A suggestion about my clothes.


A joke at my expense, light enough to pass.


I adjusted automatically.


Because self-adjustment was survival.

If something hurt, I questioned whether it should.

If something felt wrong, I assumed misinterpretation.


Gaslighting does not need volume when doubt already lives inside you.


And doubt had been my lifelong companion.


The rebellion began almost imperceptibly.


Late at night.

Ceiling above me.

His breathing steady beside mine.

Is this it?


The thought arrived softly.

I tried to dismiss it.

He wasn’t cruel.


He wasn’t catastrophic.

But something in me felt compressed.

Like the air inside the birds’ cage.


I began writing again.

Quietly.

In a notebook I did not leave visible.


I feel smaller.


Seeing the sentence startled me.


It did not feel dramatic.

It felt precise.


My first act of resistance came in silence.


He joked at my expense in front of friends.

Normally, I would have laughed.

That night, I didn’t.


The pause lasted seconds.


But tension entered the room like a third presence.


Later, I said, “It hurt.”

My voice trembled.

He called me sensitive.


The old architecture shifted, ready to apologize.

But I held the ground for one breath longer than usual.


“I’m allowed to feel that.”


The sentence felt radical.


Dangerous.


Alive.


I thought leaving would free me.


I did not yet understand that patterns replicate unless dismantled.


Different faces would come.

Different promises.

Same blueprint.

Intensity mistaken for connection.

Control mistaken for stability.


Withdrawal triggering panic like famine returning.


Later in life, marriage felt like insulation.


A ring as reassurance.


But architecture built on shame does not transform under vows.

It multiplies.

The edits returned.

The subtle recalibrations.

The implication that I was difficult.

The familiarity of it all.

Trauma rarely feels foreign.

It feels known.


Then motherhood changed the temperature of my blood.


My daughters were not famine.


They were abundance.


Love for them flooded me in a way nothing else had.


But abundance exposes hunger.


Loving them required presence.


And presence meant inhabiting the body I had long abandoned.


When the marriage fractured, truly fractured, I believed leaving would protect them.


I had left cages before.


I knew how to survive collapse.


What I did not know was that when you dismantle a house built on unstable foundation, debris does not fall neatly.


It scatters.


Estrangement of one of my daughters did not begin with distance.

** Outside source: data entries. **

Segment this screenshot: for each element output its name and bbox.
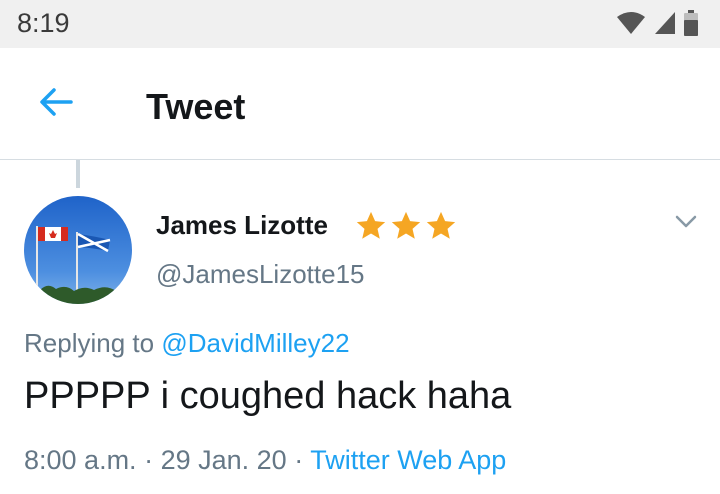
- tweet-time: 8:00 a.m.: [24, 445, 137, 475]
- tweet-menu-button[interactable]: [670, 210, 702, 238]
- star-icon: [354, 209, 388, 248]
- status-bar: 8:19: [0, 0, 720, 48]
- back-button[interactable]: [30, 84, 82, 124]
- tweet-text: PPPPP i coughed hack haha: [24, 375, 512, 417]
- thread-connector-line: [76, 160, 80, 188]
- star-icon: [424, 209, 458, 248]
- tweet-source-link[interactable]: Twitter Web App: [310, 445, 506, 475]
- meta-separator: ·: [294, 445, 304, 475]
- author-name[interactable]: James Lizotte: [156, 210, 328, 241]
- tweet-meta: 8:00 a.m. · 29 Jan. 20 · Twitter Web App: [24, 445, 506, 476]
- author-handle[interactable]: @JamesLizotte15: [156, 259, 365, 290]
- reply-handle-link[interactable]: @DavidMilley22: [161, 328, 349, 358]
- canada-flag: [38, 227, 68, 241]
- avatar[interactable]: [24, 196, 132, 304]
- avatar-image: [24, 196, 132, 304]
- star-icon: [389, 209, 423, 248]
- chevron-down-icon: [675, 215, 697, 234]
- wifi-icon: [616, 11, 646, 40]
- app-bar: Tweet: [0, 48, 720, 160]
- status-time: 8:19: [17, 8, 70, 38]
- name-emoji-badges: [354, 209, 458, 248]
- status-icons: [616, 9, 698, 41]
- reply-context: Replying to @DavidMilley22: [24, 328, 350, 359]
- reply-prefix: Replying to: [24, 328, 155, 358]
- meta-separator: ·: [144, 445, 154, 475]
- back-arrow-icon: [38, 87, 74, 122]
- tweet-date: 29 Jan. 20: [160, 445, 287, 475]
- page-title: Tweet: [146, 86, 246, 127]
- battery-icon: [684, 9, 698, 41]
- cell-signal-icon: [654, 11, 676, 40]
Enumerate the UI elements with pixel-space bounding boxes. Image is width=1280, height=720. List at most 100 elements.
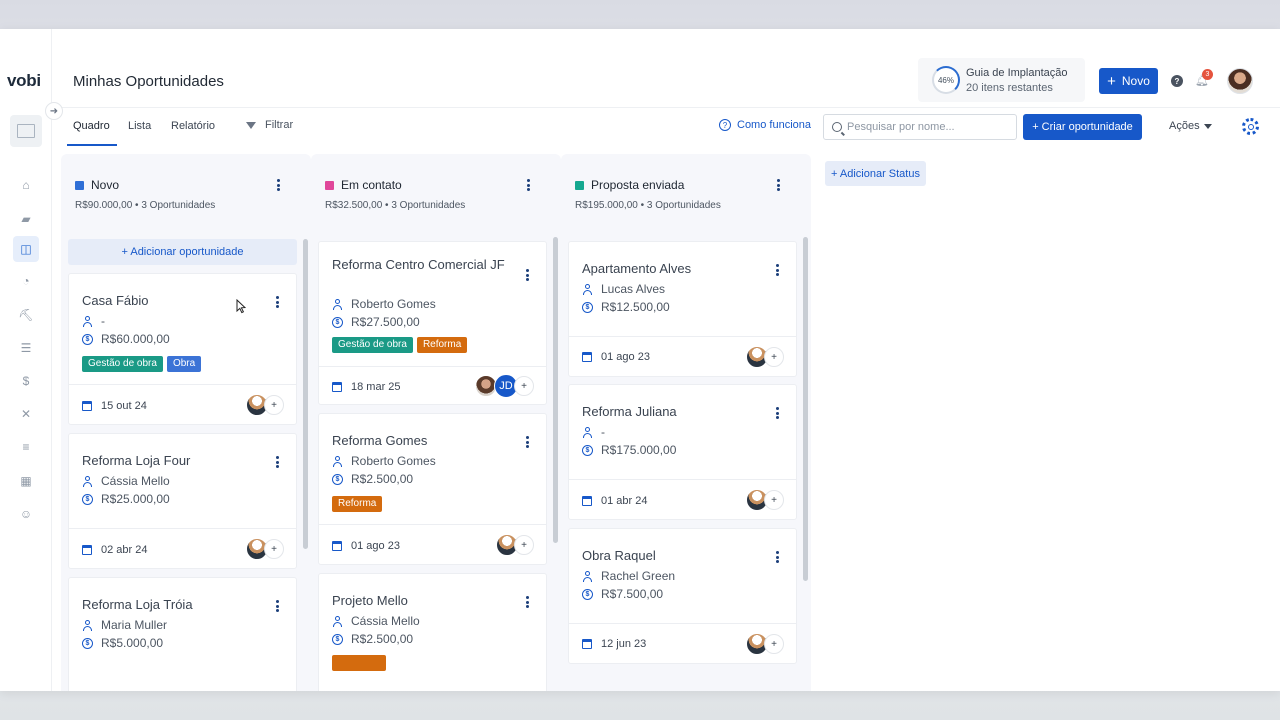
user-avatar[interactable] (1227, 68, 1253, 94)
home-icon[interactable]: ⌂ (13, 172, 39, 198)
card-divider (569, 623, 796, 624)
column-header: Em contato R$32.500,00 • 3 Oportunidades (311, 154, 561, 233)
kebab-menu-icon[interactable] (773, 178, 783, 192)
add-status-button[interactable]: + Adicionar Status (825, 161, 926, 186)
list-icon[interactable]: ≡ (13, 434, 39, 460)
header-divider (52, 107, 1280, 108)
team-icon[interactable]: ☺ (13, 501, 39, 527)
tab-lista[interactable]: Lista (128, 120, 151, 132)
folder-icon[interactable]: ▰ (13, 206, 39, 232)
add-assignee-button[interactable]: + (264, 539, 284, 559)
column-scrollbar[interactable] (553, 237, 558, 543)
opportunity-card[interactable]: Reforma Juliana - $ R$175.000,00 01 abr … (568, 384, 797, 520)
card-title: Reforma Centro Comercial JF (332, 257, 505, 272)
mouse-cursor-icon (236, 299, 246, 314)
value-text: R$2.500,00 (351, 472, 414, 486)
opportunity-card[interactable]: Reforma Loja Four Cássia Mello $ R$25.00… (68, 433, 297, 569)
search-input[interactable] (847, 121, 1007, 133)
opportunity-card[interactable]: Reforma Loja Tróia Maria Muller $ R$5.00… (68, 577, 297, 691)
add-assignee-button[interactable]: + (264, 395, 284, 415)
kebab-menu-icon[interactable] (272, 295, 282, 309)
column-scrollbar[interactable] (303, 239, 308, 549)
card-title: Reforma Loja Four (82, 453, 191, 468)
opportunity-card[interactable]: Projeto Mello Cássia Mello $ R$2.500,00 (318, 573, 547, 691)
opportunity-card[interactable]: Casa Fábio - $ R$60.000,00 Gestão de obr… (68, 273, 297, 425)
dollar-icon: $ (332, 633, 343, 645)
card-title: Reforma Gomes (332, 433, 428, 448)
opportunity-card[interactable]: Reforma Gomes Roberto Gomes $ R$2.500,00… (318, 413, 547, 565)
column-proposta-enviada: Proposta enviada R$195.000,00 • 3 Oportu… (561, 154, 811, 691)
client-name: - (101, 314, 105, 328)
value-text: R$175.000,00 (601, 443, 677, 457)
opportunities-icon[interactable]: ◫ (13, 236, 39, 262)
card-tags: Gestão de obra Reforma (332, 337, 468, 353)
card-title: Projeto Mello (332, 593, 408, 608)
card-assignees: + (746, 633, 784, 655)
tab-quadro[interactable]: Quadro (73, 120, 110, 132)
client-name: - (601, 425, 605, 439)
add-assignee-button[interactable]: + (764, 634, 784, 654)
finance-icon[interactable]: $ (13, 368, 39, 394)
tag: Obra (166, 356, 202, 372)
column-summary: R$90.000,00 • 3 Oportunidades (75, 200, 216, 211)
kebab-menu-icon[interactable] (522, 435, 532, 449)
sidebar-collapse-button[interactable]: ➜ (45, 102, 63, 120)
plus-icon: + (1107, 72, 1116, 90)
add-assignee-button[interactable]: + (764, 490, 784, 510)
gear-icon[interactable] (1242, 118, 1259, 135)
opportunity-card[interactable]: Apartamento Alves Lucas Alves $ R$12.500… (568, 241, 797, 377)
search-field[interactable] (823, 114, 1017, 140)
kebab-menu-icon[interactable] (522, 268, 532, 282)
column-summary: R$32.500,00 • 3 Oportunidades (325, 200, 466, 211)
kebab-menu-icon[interactable] (772, 263, 782, 277)
construction-icon[interactable]: ⛏ (13, 302, 39, 328)
opportunity-card[interactable]: Reforma Centro Comercial JF Roberto Gome… (318, 241, 547, 405)
kebab-menu-icon[interactable] (272, 455, 282, 469)
card-value: $ R$5.000,00 (82, 636, 163, 650)
value-text: R$2.500,00 (351, 632, 414, 646)
column-novo: Novo R$90.000,00 • 3 Oportunidades + Adi… (61, 154, 311, 691)
add-opportunity-button[interactable]: + Adicionar oportunidade (68, 239, 297, 265)
opportunity-card[interactable]: Obra Raquel Rachel Green $ R$7.500,00 12… (568, 528, 797, 664)
company-logo[interactable] (10, 115, 42, 147)
kebab-menu-icon[interactable] (772, 550, 782, 564)
kebab-menu-icon[interactable] (522, 595, 532, 609)
person-icon (332, 615, 343, 627)
dollar-icon: $ (332, 316, 343, 328)
card-date: 18 mar 25 (332, 381, 401, 393)
date-text: 18 mar 25 (351, 381, 401, 393)
apps-icon[interactable]: ▦ (13, 468, 39, 494)
card-divider (69, 384, 296, 385)
card-tags: Gestão de obra Obra (82, 356, 202, 372)
calendar-icon (332, 382, 342, 392)
add-assignee-button[interactable]: + (514, 376, 534, 396)
card-client: Roberto Gomes (332, 297, 436, 311)
calendar-icon (582, 352, 592, 362)
help-icon[interactable]: ? (1171, 75, 1183, 87)
implementation-guide[interactable]: 46% Guia de Implantação 20 itens restant… (918, 58, 1085, 102)
tab-relatorio[interactable]: Relatório (171, 120, 215, 132)
kebab-menu-icon[interactable] (272, 599, 282, 613)
card-date: 12 jun 23 (582, 638, 646, 650)
add-assignee-button[interactable]: + (764, 347, 784, 367)
date-text: 12 jun 23 (601, 638, 647, 650)
actions-dropdown[interactable]: Ações (1169, 120, 1212, 132)
card-date: 02 abr 24 (82, 544, 147, 556)
calendar-icon (332, 541, 342, 551)
filter-button[interactable]: Filtrar (246, 119, 293, 131)
add-assignee-button[interactable]: + (514, 535, 534, 555)
kebab-menu-icon[interactable] (273, 178, 283, 192)
card-tags: Reforma (332, 496, 383, 512)
app-window: vobi ⌂ ▰ ◫ ◔ ⛏ ☰ $ ✕ ≡ ▦ ☺ ➜ Minhas Opor… (0, 29, 1280, 691)
how-it-works-link[interactable]: ? Como funciona (719, 119, 811, 131)
tools-icon[interactable]: ✕ (13, 401, 39, 427)
dashboard-icon[interactable]: ◔ (13, 268, 39, 294)
column-scrollbar[interactable] (803, 237, 808, 581)
create-opportunity-button[interactable]: + Criar oportunidade (1023, 114, 1142, 140)
new-button[interactable]: + Novo (1099, 68, 1158, 94)
tag: Gestão de obra (82, 356, 163, 372)
database-icon[interactable]: ☰ (13, 335, 39, 361)
kebab-menu-icon[interactable] (772, 406, 782, 420)
kebab-menu-icon[interactable] (523, 178, 533, 192)
app-logo[interactable]: vobi (7, 71, 41, 91)
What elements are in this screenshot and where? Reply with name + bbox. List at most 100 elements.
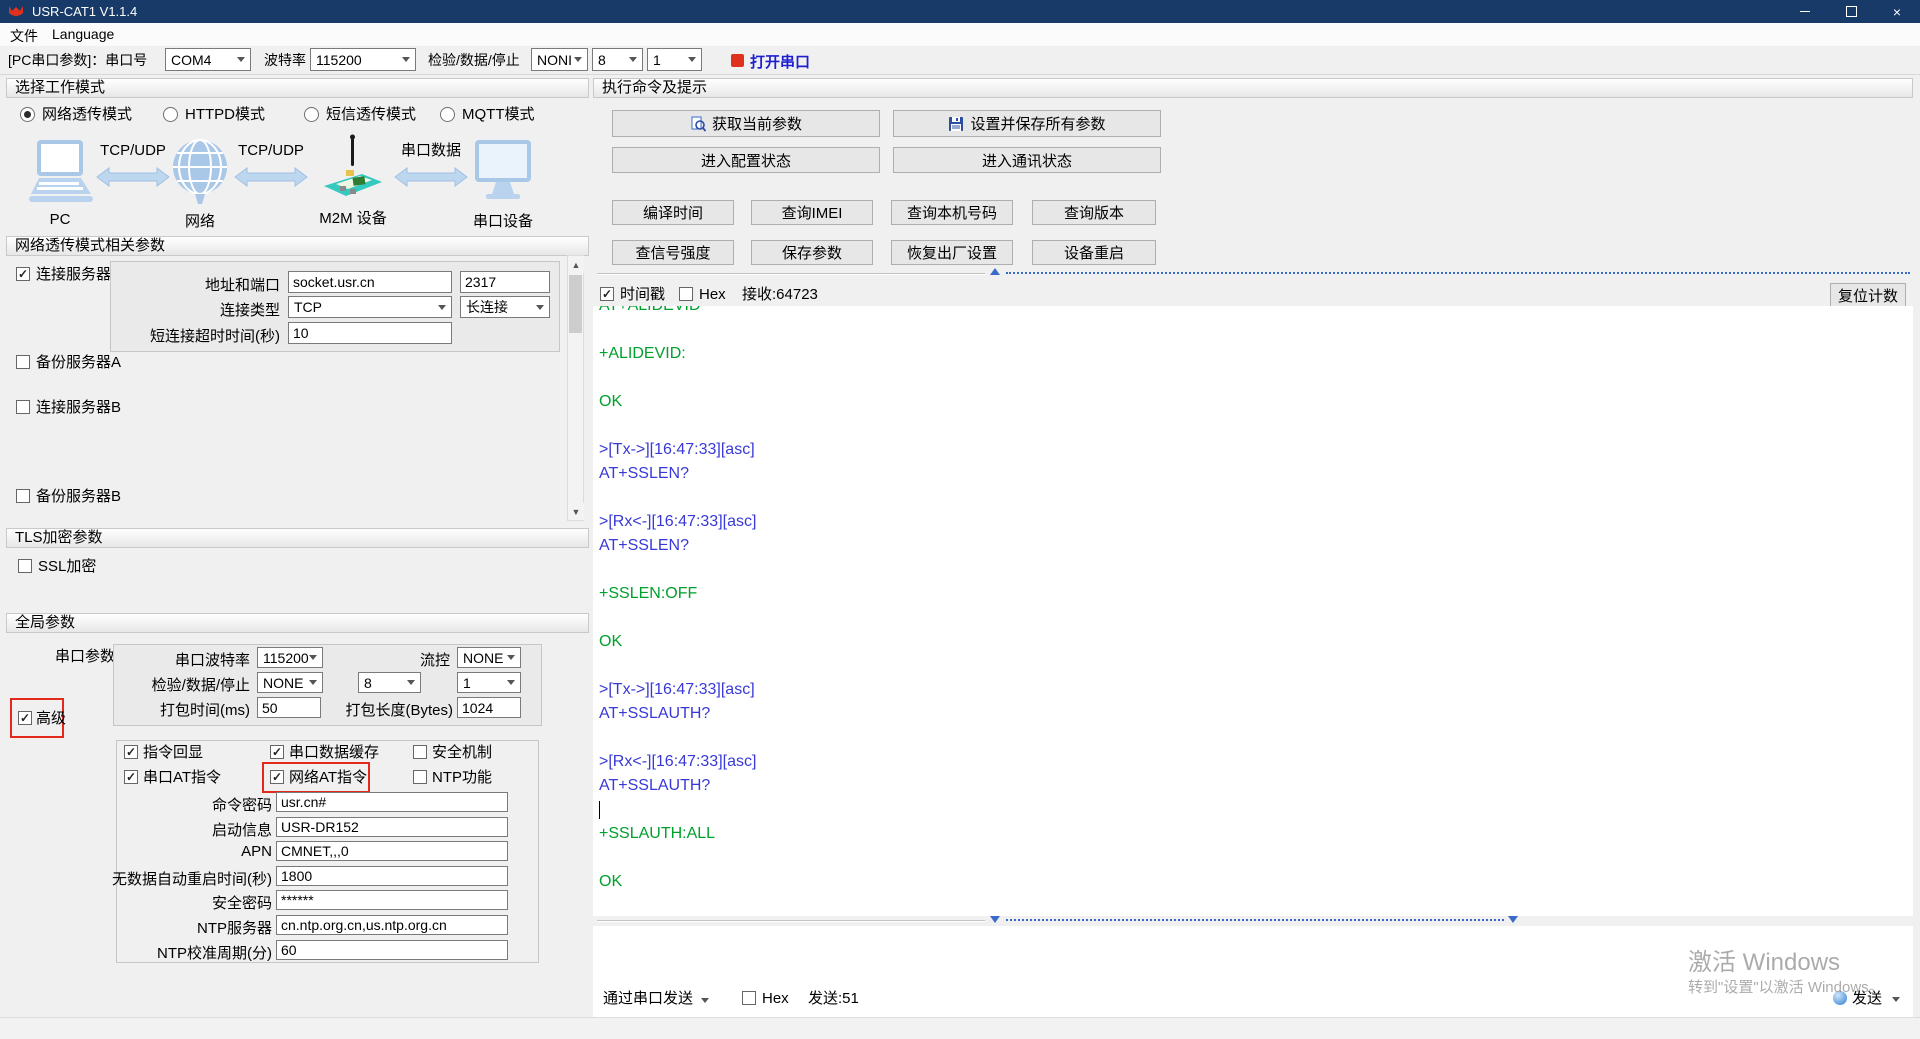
- hex-rx-checkbox[interactable]: [679, 287, 693, 301]
- splitter-handle[interactable]: [1006, 272, 1910, 274]
- radio-sms[interactable]: [304, 107, 319, 122]
- keepalive-select[interactable]: 长连接: [460, 296, 550, 318]
- chevron-down-icon[interactable]: [1892, 997, 1900, 1002]
- hex-tx-checkbox[interactable]: [742, 991, 756, 1005]
- gdatabits-select[interactable]: 8: [358, 672, 421, 693]
- log-line: AT+SSLAUTH?: [599, 777, 711, 794]
- ntp-period-label: NTP校准周期(分): [157, 945, 272, 962]
- ntp-checkbox[interactable]: [413, 770, 427, 784]
- scroll-up-icon[interactable]: ▲: [568, 256, 584, 273]
- menu-file[interactable]: 文件: [10, 26, 38, 46]
- set-save-params-button[interactable]: 设置并保存所有参数: [893, 110, 1161, 137]
- timestamp-checkbox[interactable]: [600, 287, 614, 301]
- gparity-select[interactable]: NONE: [257, 672, 323, 693]
- net-at-checkbox[interactable]: [270, 770, 284, 784]
- gbaud-label: 串口波特率: [174, 652, 250, 669]
- log-area[interactable]: AT+ALIDEVID +ALIDEVID: OK >[Tx->][16:47:33]…: [593, 306, 1913, 916]
- databits-select[interactable]: 8: [592, 48, 643, 71]
- backup-a-label: 备份服务器A: [36, 354, 122, 371]
- save-params-button[interactable]: 保存参数: [751, 240, 873, 265]
- query-number-button[interactable]: 查询本机号码: [891, 200, 1013, 225]
- command-panel-header: 执行命令及提示: [593, 78, 1913, 98]
- parity-select[interactable]: NONI: [531, 48, 588, 71]
- menu-language[interactable]: Language: [52, 26, 114, 42]
- log-line: +ALIDEVID:: [599, 345, 686, 362]
- log-line: OK: [599, 393, 623, 410]
- m2m-device-icon: [324, 134, 382, 196]
- splitter-collapse-up-icon[interactable]: [990, 268, 1000, 275]
- security-password-label: 安全密码: [211, 895, 272, 912]
- server-addr-input[interactable]: [288, 271, 452, 293]
- packtime-input[interactable]: [257, 697, 321, 718]
- radio-httpd-label: HTTPD模式: [185, 106, 265, 123]
- query-signal-button[interactable]: 查信号强度: [612, 240, 734, 265]
- echo-checkbox[interactable]: [124, 745, 138, 759]
- arrow-m2m-serial-icon: [394, 167, 468, 187]
- ntp-period-input[interactable]: [276, 940, 508, 960]
- chevron-down-icon: [536, 304, 544, 310]
- link-label-tcp2: TCP/UDP: [238, 142, 304, 159]
- gstopbits-select[interactable]: 1: [457, 672, 521, 693]
- close-button[interactable]: ×: [1874, 0, 1920, 23]
- apn-input[interactable]: [276, 841, 508, 861]
- security-password-input[interactable]: [276, 890, 508, 910]
- enter-config-button[interactable]: 进入配置状态: [612, 147, 880, 173]
- splitter-handle-bottom[interactable]: [1006, 919, 1504, 921]
- work-mode-header: 选择工作模式: [6, 78, 589, 98]
- radio-httpd[interactable]: [163, 107, 178, 122]
- open-port-button[interactable]: 打开串口: [750, 51, 810, 72]
- scroll-down-icon[interactable]: ▼: [568, 503, 584, 520]
- conn-type-select[interactable]: TCP: [288, 296, 452, 318]
- splitter-collapse-down-icon[interactable]: [990, 916, 1000, 923]
- query-version-button[interactable]: 查询版本: [1032, 200, 1156, 225]
- backup-b-checkbox[interactable]: [16, 489, 30, 503]
- boot-info-input[interactable]: [276, 817, 508, 837]
- security-checkbox[interactable]: [413, 745, 427, 759]
- minimize-button[interactable]: [1782, 0, 1828, 23]
- server-port-input[interactable]: [460, 271, 550, 293]
- reset-count-button[interactable]: 复位计数: [1830, 283, 1906, 307]
- log-line: OK: [599, 873, 623, 890]
- tls-header: TLS加密参数: [6, 528, 589, 548]
- maximize-button[interactable]: [1828, 0, 1874, 23]
- serial-at-checkbox[interactable]: [124, 770, 138, 784]
- radio-mqtt[interactable]: [440, 107, 455, 122]
- ssl-checkbox[interactable]: [18, 559, 32, 573]
- short-timeout-input[interactable]: [288, 322, 452, 344]
- gbaud-select[interactable]: 115200: [257, 647, 323, 668]
- parity-data-stop-label: 检验/数据/停止: [428, 52, 520, 68]
- net-params-header: 网络透传模式相关参数: [6, 236, 589, 256]
- log-line: +SSLEN:OFF: [599, 585, 698, 602]
- query-imei-button[interactable]: 查询IMEI: [751, 200, 873, 225]
- chevron-down-icon: [402, 57, 410, 62]
- backup-a-checkbox[interactable]: [16, 355, 30, 369]
- get-params-button[interactable]: 获取当前参数: [612, 110, 880, 137]
- hex-rx-label: Hex: [699, 286, 726, 303]
- baud-select[interactable]: 115200: [310, 48, 416, 71]
- server-a-checkbox[interactable]: [16, 267, 30, 281]
- factory-reset-button[interactable]: 恢复出厂设置: [891, 240, 1013, 265]
- send-via-serial-button[interactable]: 通过串口发送: [603, 990, 710, 1007]
- log-line: >[Tx->][16:47:33][asc]: [599, 681, 755, 698]
- packlen-input[interactable]: [457, 697, 521, 718]
- compile-time-button[interactable]: 编译时间: [612, 200, 734, 225]
- splitter-collapse-down2-icon[interactable]: [1508, 916, 1518, 923]
- link-label-tcp1: TCP/UDP: [100, 142, 166, 159]
- com-port-select[interactable]: COM4: [165, 48, 251, 71]
- advanced-checkbox[interactable]: [18, 711, 32, 725]
- device-restart-button[interactable]: 设备重启: [1032, 240, 1156, 265]
- app-logo-icon: [9, 6, 23, 16]
- serial-cache-checkbox[interactable]: [270, 745, 284, 759]
- stopbits-select[interactable]: 1: [647, 48, 702, 71]
- ntp-server-input[interactable]: [276, 915, 508, 935]
- auto-restart-input[interactable]: [276, 866, 508, 886]
- radio-net-transparent[interactable]: [20, 107, 35, 122]
- scrollbar-thumb[interactable]: [569, 275, 582, 333]
- enter-comm-button[interactable]: 进入通讯状态: [893, 147, 1161, 173]
- flow-select[interactable]: NONE: [457, 647, 521, 668]
- search-doc-icon: [691, 116, 706, 132]
- server-b-checkbox[interactable]: [16, 400, 30, 414]
- cmd-password-input[interactable]: [276, 792, 508, 812]
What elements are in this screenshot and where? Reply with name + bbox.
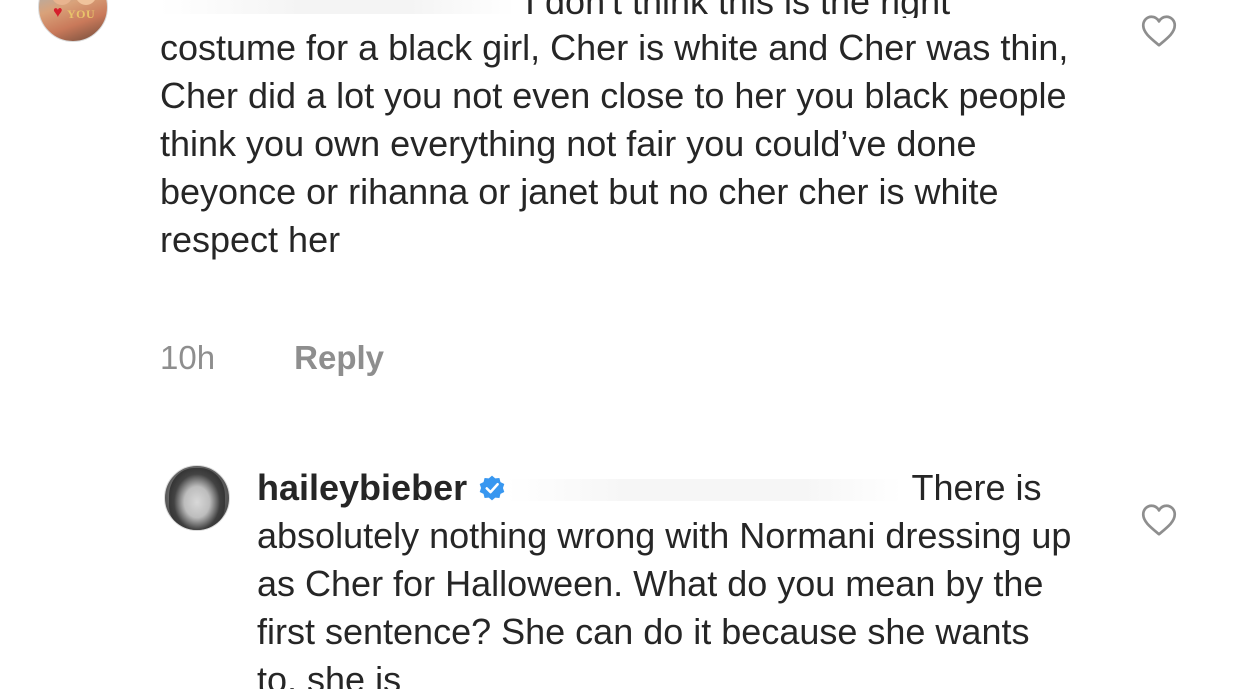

It began with small misunderstandings.

Tone misread.


Intent misinterpreted.


Fear disguised as protection.


She pressed outward.


I reached inward.


Between us, something inherited and unnamed stood quietly.


And the air began thinning again.


Only this time, I was not the child.


I was the mother outside the bars.


Lying in that teenage bedroom years ago, asking Is this it?


I did not know the question would echo through decades.


Through vows.


Through separation.


Through silence from my own child.


Healing postponed becomes inheritance.


Unless you interrupt it.


The birds had chosen collision.


I chose endurance.


Then adaptation.


Then silence.


Now, for the first time, I began considering something far more terrifying than impact:

Dismantling the cage entirely.


Not just leaving it.


Taking it apart.


Bar by bar.


Even if it meant standing in open sky with no walls at all.